Segundo grupos como a Campanha para Parar Robôs Assassinos, estamos cada vez mais próximos de “fechar o ciclo” e permitir que máquinas decidam por conta própria quem deve ser morto. Outra entidade preocupada com esse cenário é o Instituto para o Futuro da Vida, que publicou no final de 2015 uma carta aberta assinada por várias personalidades do mundo da tecnologia que alertam sobre os perigos desse tipo de tecnologia.
Expandindo horizontes
Embora estejamos acostumados a associar a inteligência artificial com robôs com características humanas, esses conceitos podem ter que ser deixados de lado ao tratarmos da inteligência artificial fora da ficção. “O ponto não pode ser somente nos replicar”, afirma Shadabolt. “Temos vários meios biológicos interessantes de fazer isso, então por que iríamos nos limitar ao silício? ”.
O magnata está empenhado em revolucionar o mundo tecnológico e para isso criou Ava (Alicia Vikander), um robô com inteligência artificial que tem tudo para ser a máquina mais perfeita já criada por um ser humano.
VEJA - A PERFEIÇÃO DA INTELIGÊNCIA ARTIFICIAL
Robôs não devem ser a única representação da inteligência artificial
Desde máquinas especializadas na limpeza de ambientes, como o Roomba, até assistentes pessoais, como a Cortana, a tecnologia está seguindo rumos que não podíamos imaginar há uma década. Segundo o professor Shadabolt, isso é resultado das várias maneiras como diferentes áreas do conhecimento encaram e evoluem mecanismos do tipo.
“Fundamentalmente, vamos precisar de uma atitude multidisciplinar, então para mim não há somente uma disciplina que vai ter todas as respostas”, afirma.
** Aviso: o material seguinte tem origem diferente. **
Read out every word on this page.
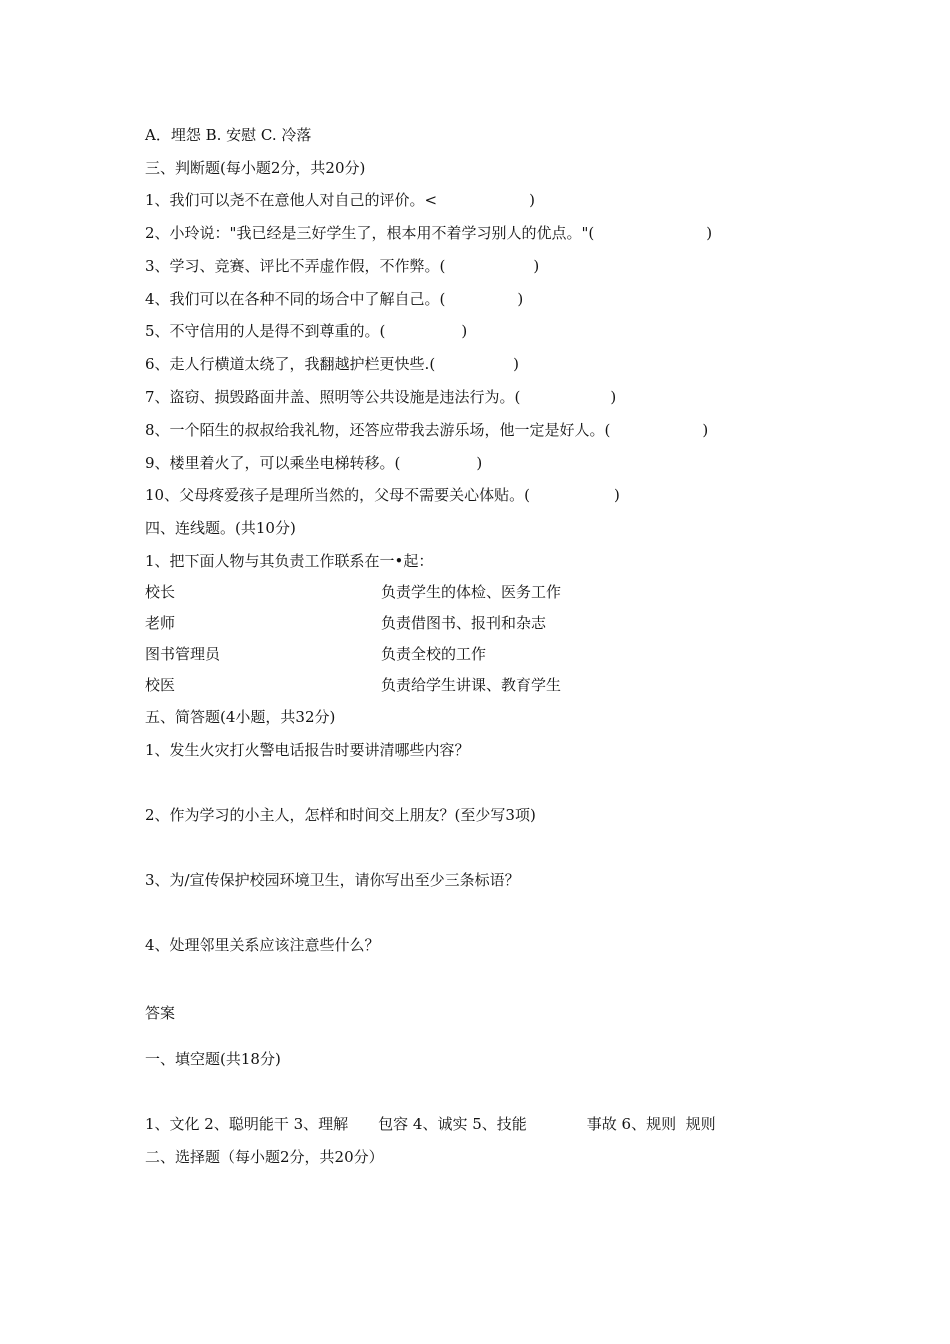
A．埋怨 B. 安慰 C. 冷落
三、判断题(每小题2分，共20分)
1、我们可以尧不在意他人对自己的评价。<	)
2、小玲说："我已经是三好学生了，根本用不着学习别人的优点。"(	)
3、学习、竞赛、评比不弄虚作假，不作弊。(	)
4、我们可以在各种不同的场合中了解自己。(	)
5、不守信用的人是得不到尊重的。(	)
6、走人行横道太绕了，我翻越护栏更快些.(	)
7、盗窃、损毁路面井盖、照明等公共设施是违法行为。(	)
8、一个陌生的叔叔给我礼物，还答应带我去游乐场，他一定是好人。(	)
9、楼里着火了，可以乘坐电梯转移。(	)
10、父母疼爱孩子是理所当然的，父母不需要关心体贴。(	)
四、连线题。(共10分)
1、把下面人物与其负责工作联系在一•起：
校长	负责学生的体检、医务工作
老师	负责借图书、报刊和杂志
图书管理员	负责全校的工作
校医	负责给学生讲课、教育学生
五、简答题(4小题，共32分)
1、发生火灾打火警电话报告时要讲清哪些内容？
2、作为学习的小主人，怎样和时间交上朋友？(至少写3项)
3、为/宣传保护校园环境卫生，请你写出至少三条标语？
4、处理邻里关系应该注意些什么？
答案
一、填空题(共18分)
1、文化 2、聪明能干 3、理解　　包容 4、诚实 5、技能　　　　事故 6、规则  规则
二、选择题（每小题2分，共20分）
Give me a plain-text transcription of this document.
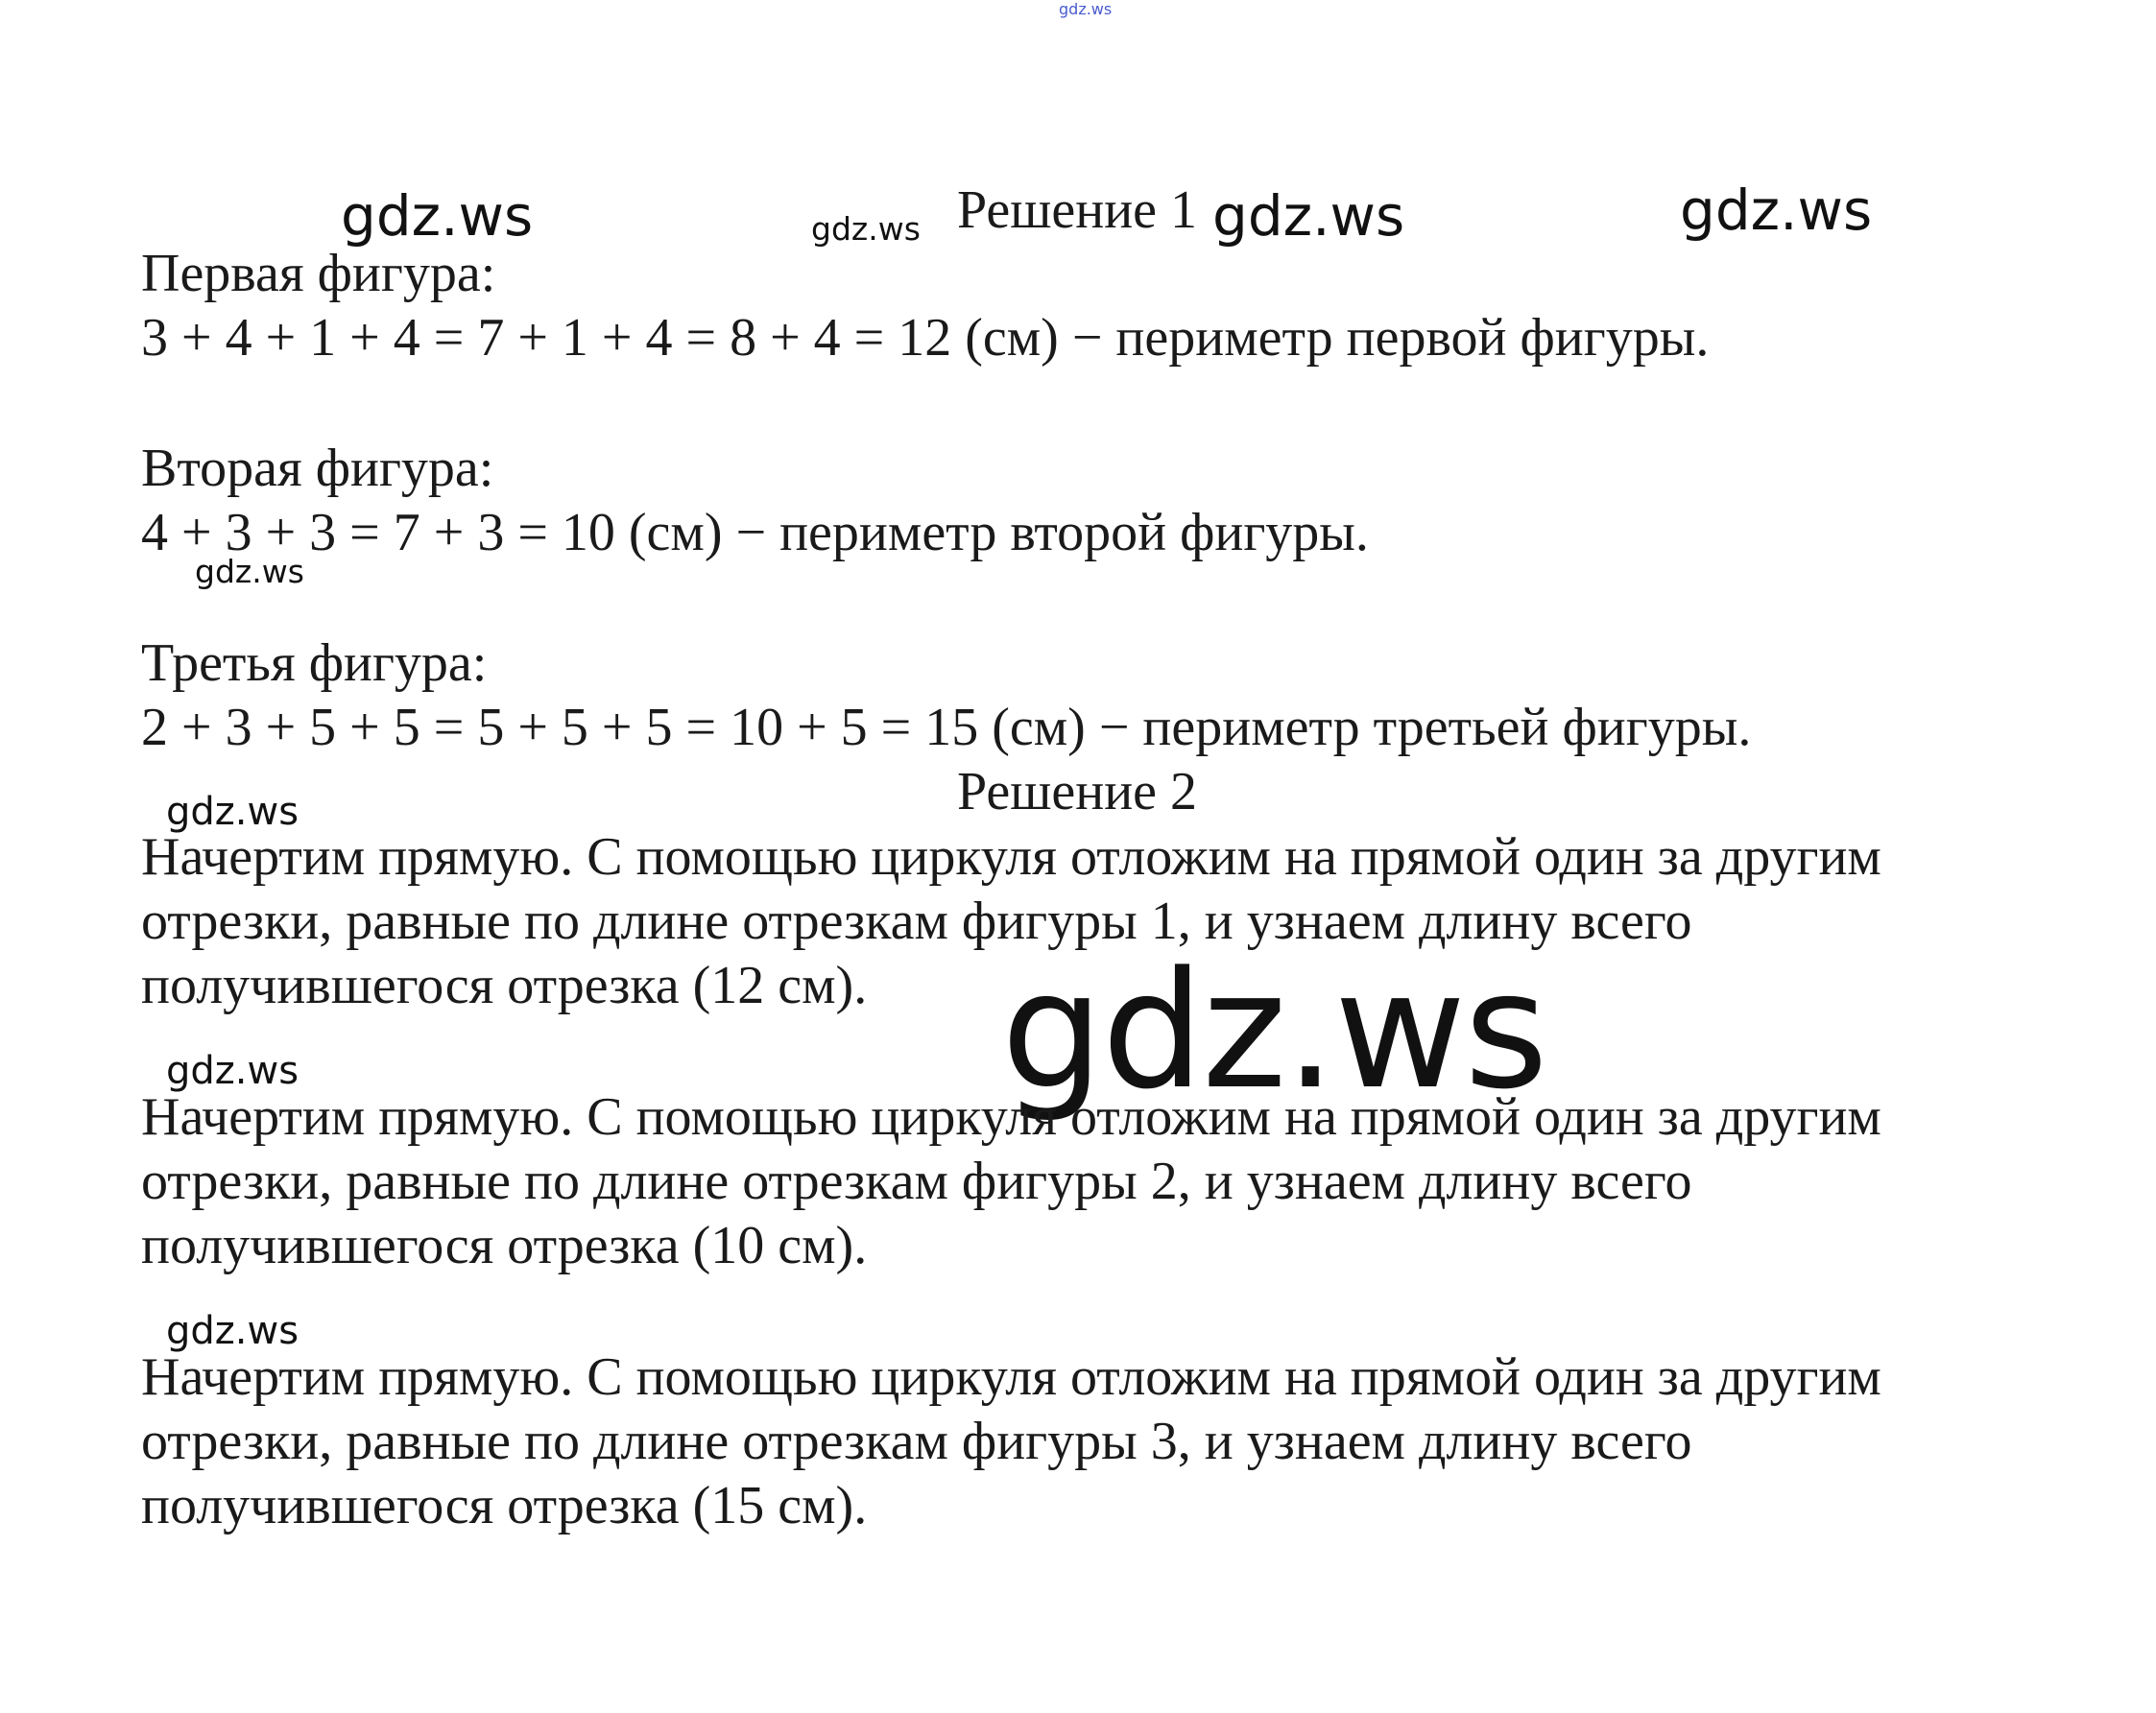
gdz.ws
gdz.ws	gdz.ws	gdz.ws	gdz.ws
gdz.ws
gdz.ws
gdz.ws
gdz.ws
gdz.ws
Решение 1
Первая фигура:
3 + 4 + 1 + 4 = 7 + 1 + 4 = 8 + 4 = 12 (см) − периметр первой фигуры.
Вторая фигура:
4 + 3 + 3 = 7 + 3 = 10 (см) − периметр второй фигуры.
Третья фигура:
2 + 3 + 5 + 5 = 5 + 5 + 5 = 10 + 5 = 15 (см) − периметр третьей фигуры.
Решение 2
Начертим прямую. С помощью циркуля отложим на прямой один за другим
отрезки, равные по длине отрезкам фигуры 1, и узнаем длину всего
получившегося отрезка (12 см).
Начертим прямую. С помощью циркуля отложим на прямой один за другим
отрезки, равные по длине отрезкам фигуры 2, и узнаем длину всего
получившегося отрезка (10 см).
Начертим прямую. С помощью циркуля отложим на прямой один за другим
отрезки, равные по длине отрезкам фигуры 3, и узнаем длину всего
получившегося отрезка (15 см).
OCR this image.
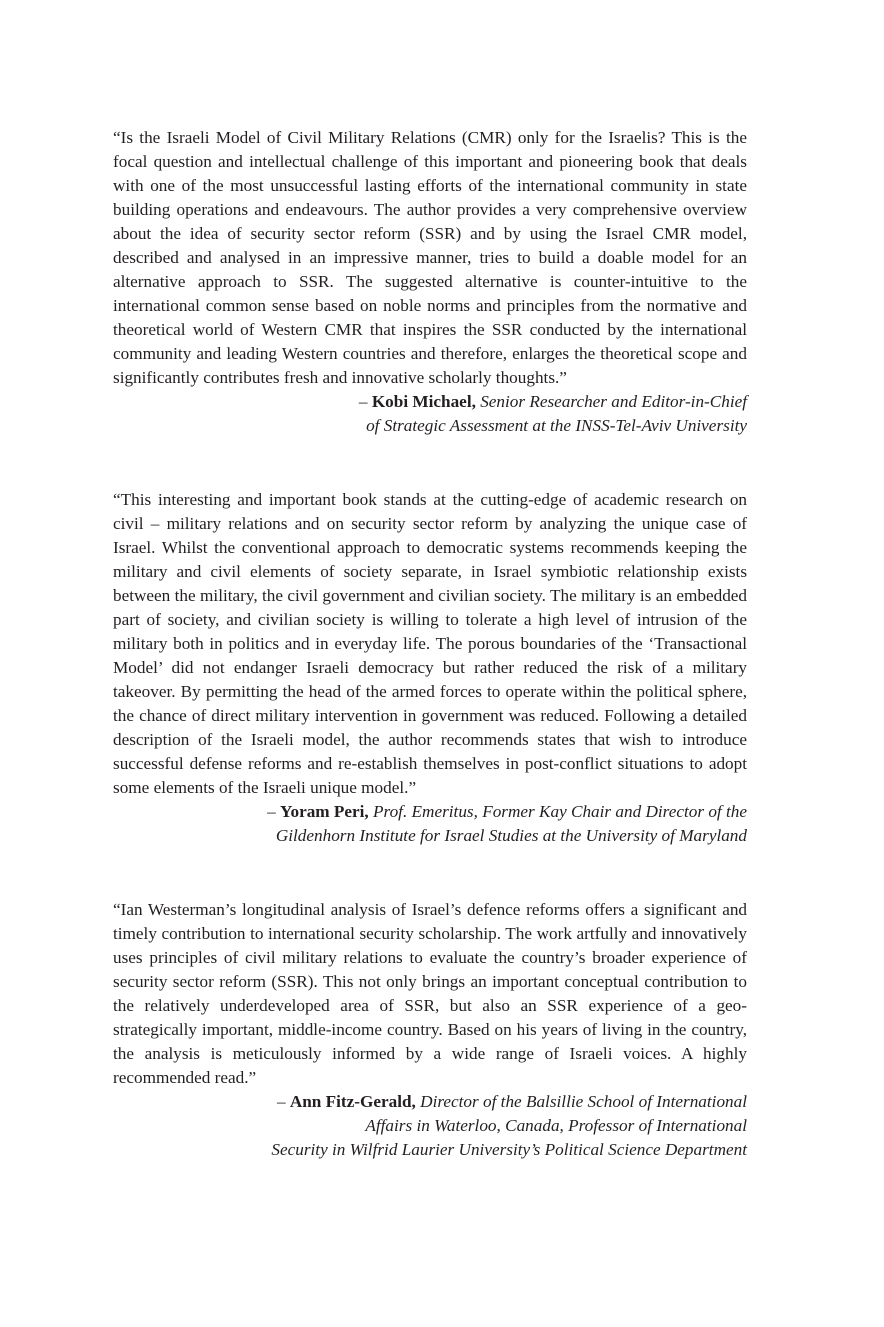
“Is the Israeli Model of Civil Military Relations (CMR) only for the Israelis? This is the focal question and intellectual challenge of this important and pioneering book that deals with one of the most unsuccessful lasting efforts of the international community in state building operations and endeavours. The author provides a very comprehensive overview about the idea of security sector reform (SSR) and by using the Israel CMR model, described and analysed in an impressive manner, tries to build a doable model for an alternative approach to SSR. The suggested alternative is counter-intuitive to the international common sense based on noble norms and principles from the normative and theoretical world of Western CMR that inspires the SSR conducted by the international community and leading Western countries and therefore, enlarges the theoretical scope and significantly contributes fresh and innovative scholarly thoughts.”

– Kobi Michael, Senior Researcher and Editor-in-Chief
of Strategic Assessment at the INSS-Tel-Aviv University

“This interesting and important book stands at the cutting-edge of academic research on civil – military relations and on security sector reform by analyzing the unique case of Israel. Whilst the conventional approach to democratic systems recommends keeping the military and civil elements of society separate, in Israel symbiotic relationship exists between the military, the civil government and civilian society. The military is an embedded part of society, and civilian society is willing to tolerate a high level of intrusion of the military both in politics and in everyday life. The porous boundaries of the ‘Transactional Model’ did not endanger Israeli democracy but rather reduced the risk of a military takeover. By permitting the head of the armed forces to operate within the political sphere, the chance of direct military intervention in government was reduced. Following a detailed description of the Israeli model, the author recommends states that wish to introduce successful defense reforms and re-establish themselves in post-conflict situations to adopt some elements of the Israeli unique model.”

– Yoram Peri, Prof. Emeritus, Former Kay Chair and Director of the
Gildenhorn Institute for Israel Studies at the University of Maryland

“Ian Westerman’s longitudinal analysis of Israel’s defence reforms offers a significant and timely contribution to international security scholarship. The work artfully and innovatively uses principles of civil military relations to evaluate the country’s broader experience of security sector reform (SSR). This not only brings an important conceptual contribution to the relatively underdeveloped area of SSR, but also an SSR experience of a geo-strategically important, middle-income country. Based on his years of living in the country, the analysis is meticulously informed by a wide range of Israeli voices. A highly recommended read.”

– Ann Fitz-Gerald, Director of the Balsillie School of International
Affairs in Waterloo, Canada, Professor of International
Security in Wilfrid Laurier University’s Political Science Department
É justamente essa a face da inteligência artificial moderna: centrada em tarefas, altamente diversificada e essencialmente “inconsciente”, mas capaz de mudar desde a forma como aprendemos um tema até nossos sistemas de trânsito.
Como aconteceu como outras tecnologias resultantes da imaginação humana que tomaram forma primária na ficção, o presente (e o futuro) da inteligência artificial não está atrelado a robôs ou cenários apocalípticos. Na prática, ela é muito mais estranha, fascinante e diversificada do que poderíamos imaginar — e, até mesmo por conta disso, mais promissora e interessante.